Les détenteurs du pouvoir ne sont plus ceux qu'ils étaient. Au
fil des dix dernières années, avec la mondialisation, les lieux où le
pouvoir se concentre se sont déplacés, multipliés, éparpillés. Notez
la nuance : on s'intéresse aux pouvoirs au pluriel, et non plus au
Pouvoir au singulier et avec majuscule.
Mieux : au lendemain de ce printemps 2003 où la première
puissance du monde est intervenue militairement au Moyen-Orient
sans l'aval des Nations Unies, la nouvelle politique
sécuritaire du monde industriel radicalise cette volatilité des
pouvoirs. De puissants cabinets d'avocats, des sociétés de
lobbying multinationales, des financiers des médias, des ONG,
quelques organisations internationales ou l'administration
américaine elle-même les accaparent avec d'autant plus de
fluidité et de rapidité que chacun place le souci sécuritaire au
rang des priorités internationales.
Aujourd'hui, qu'on le veuille ou non, les règles qui encadrent
notre monde dépendent autant de nos parlementaires, que de
quelques cabinets juridiques basés à Londres ; les guerres qui le
secouent prennent autant leurs origines dans les incompréhensions
au conseil de sécurité de l'ONU que dans les discrètes
ententes entre George W. Bush et Robert Murdoch.
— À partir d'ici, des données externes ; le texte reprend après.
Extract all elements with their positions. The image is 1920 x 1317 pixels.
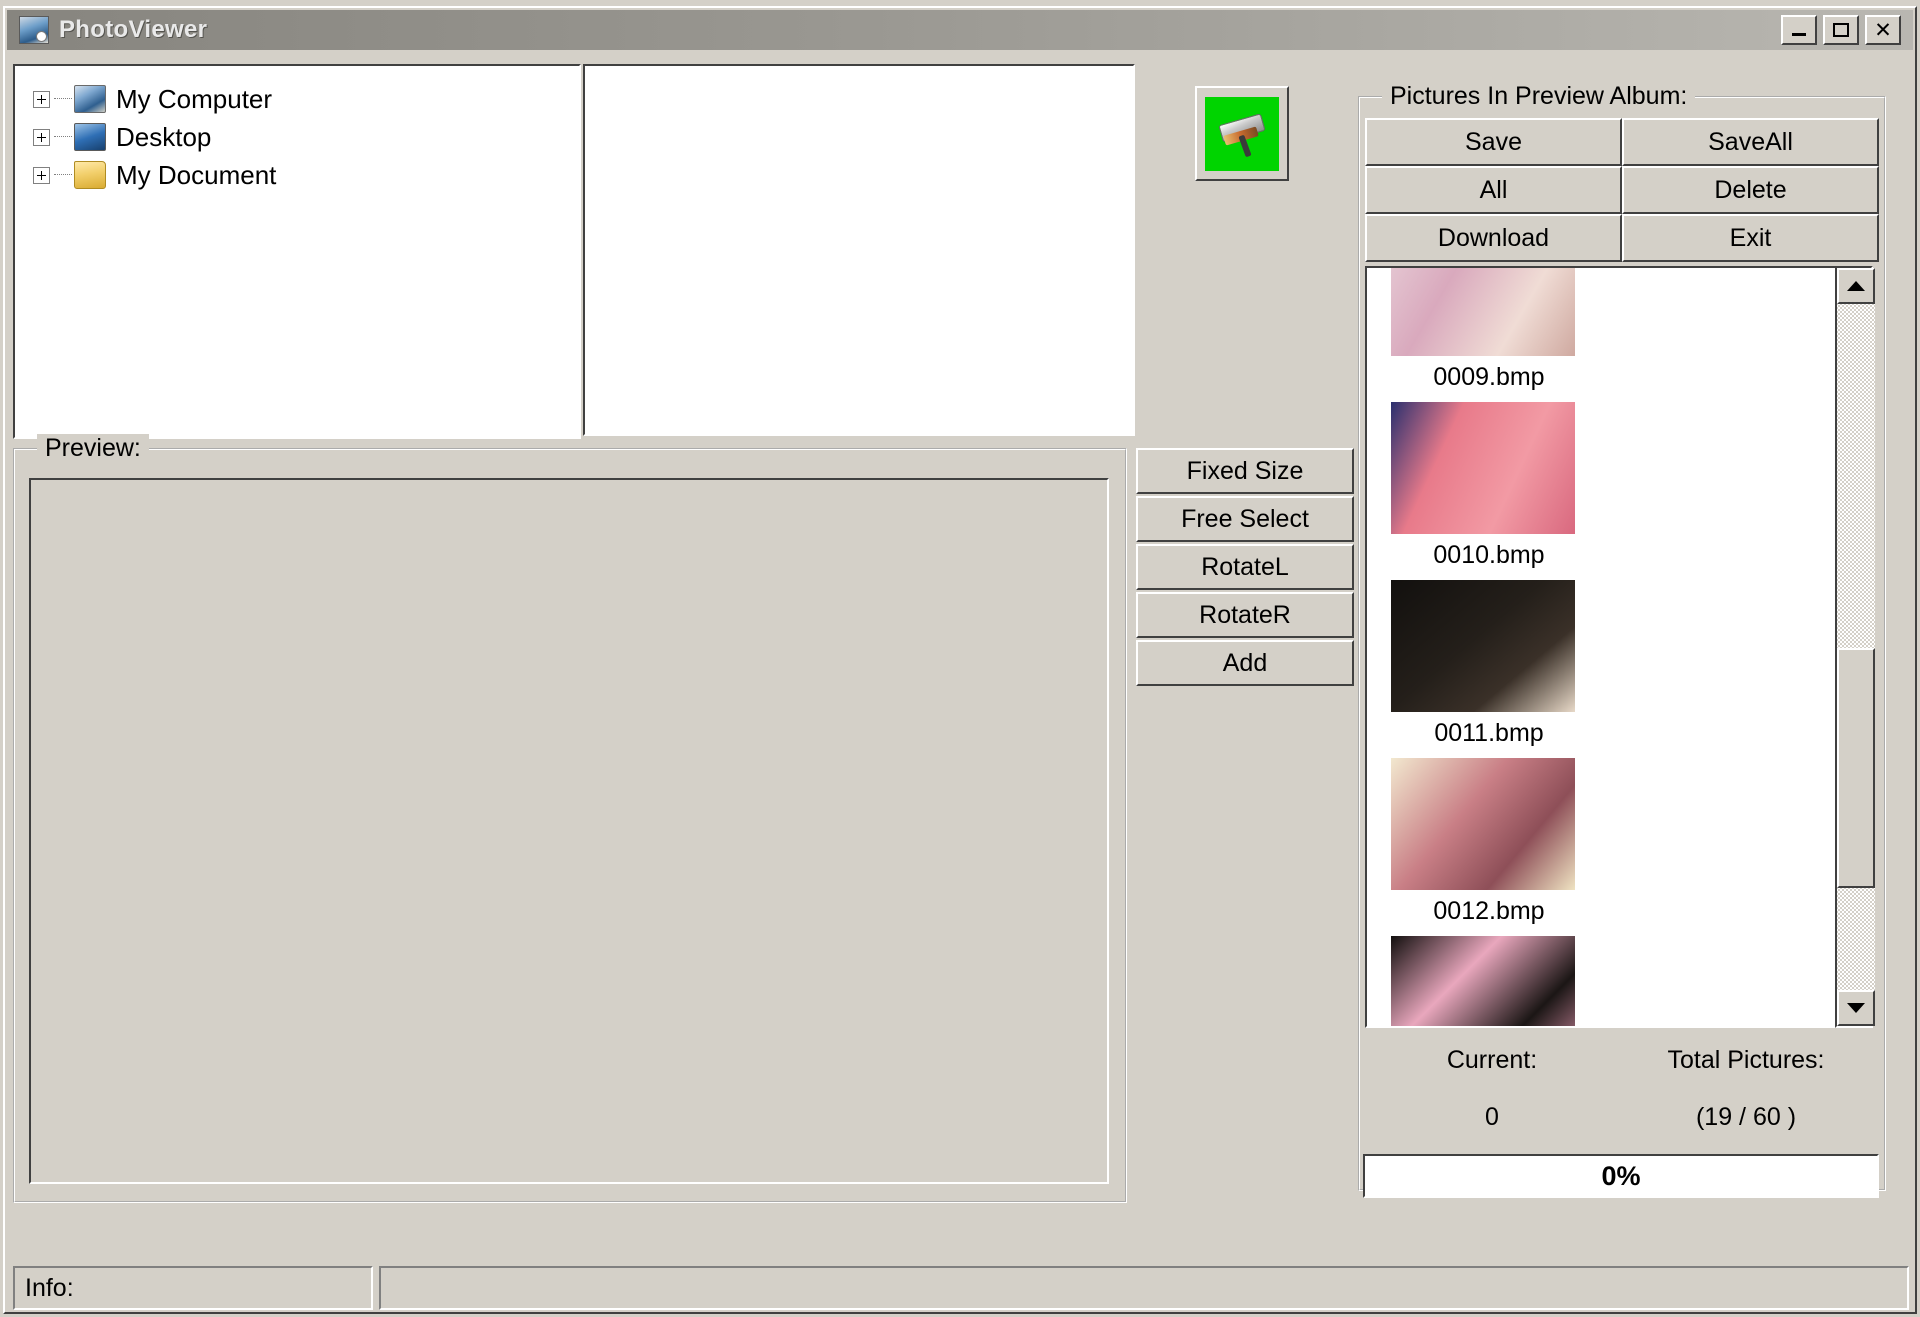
scroll-up-button[interactable] [1837, 268, 1875, 304]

Nos réactions
face au terrorisme sont autant influencées par notre éducation
que par la nature des liens de la chaîne Al-Jazirah avec l'émirat
du Qatar ; nos ressources énergétiques sont autant assurées par
la compagnie pétrolière BP, capable d'influencer le tracé des
frontières de la mer Caspienne, que par les ministres de l'Energie
de l'Union Européenne.
Avec la description de ces phénomènes et des affaires
inédites qui les relient, c'est une nouvelle carte des pouvoirs que
dessine ce livre. Où l'on pénètre les quartiers les moins éclairés
du village planétaire pour entrevoir la physionomie de nos
lendemains, et y découvrir, peut-être, des raisons d'espérer.